The English nostalgia for the countryside is intense. It goes all the way back to William Cobbett who, in 1830, denounced the decline of traditional agriculture and the malignant influence of the new industrial cities in a famous book called Rural Rides. This defense of the country and its traditions against the town has become a tradition in itself. Every child knows, or ought to know, the fable of the town mouse and the country mouse and its moral: country good, city bad.
I grew up in and around London, with no real sense of country life. When I was a child we had occasionally visited some elderly aunts who had a real thatched cottage in a remote village. I was fascinated and horrified by this glimpse into the past with no running water, electricity or flushing toilets, and chickens wandering into the living room.

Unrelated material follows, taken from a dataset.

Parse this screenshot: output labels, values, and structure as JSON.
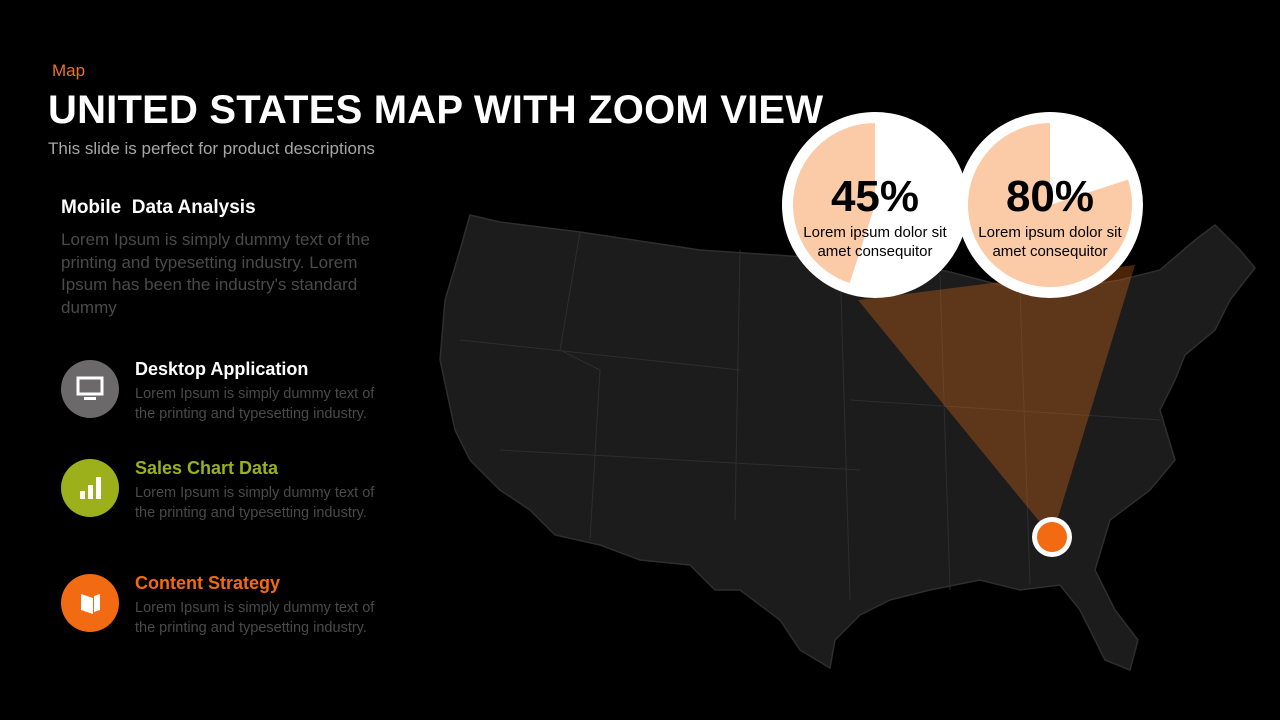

I couldn’t wait to get back to our conventional suburban house.
But the countryside grew on me with age, and I came to love villages – looking at them, reading about them, and living in them. My definition of a proper village is a place where you can walk around and meet people you know, and if you keep walking for five minutes in any direction you find yourself. A village is the perfect compromise between the madness of the city and the blank anonymity of the suburbs. Some of the villages I’ve been lucky enough to live in have been absolute gems – beautiful to look at, convenient, and above all friendly. There’s an urban myth that you won’t be accepted in a village until your family has lived there for three or four generations, but that’s a hundred years out of date.
When we left the airport last week, we were heading for a village in the exceptionally beautiful Dedham Vale area of eastern England. It was and is picture perfect, set in the gentle rolling countryside that Constable loved to paint. Some people find these English villages too perfect and wonder what dark secrets are hidden behind the lovely façade. They imagine every picturesque village is a war zone with a murder every week. This is an exaggeration, created by mystery writers like Agatha Christie and TV series like Midsomer Murders. The only village murder I was ever close to personally was that of a neighbor who was killed in mysterious circumstances that the whole village understood but failed to mention to the police. It was a very personal affair, and that's what keeps the casual visitor safe. Villagers are friendly to strangers. They only kill you once they get to know you.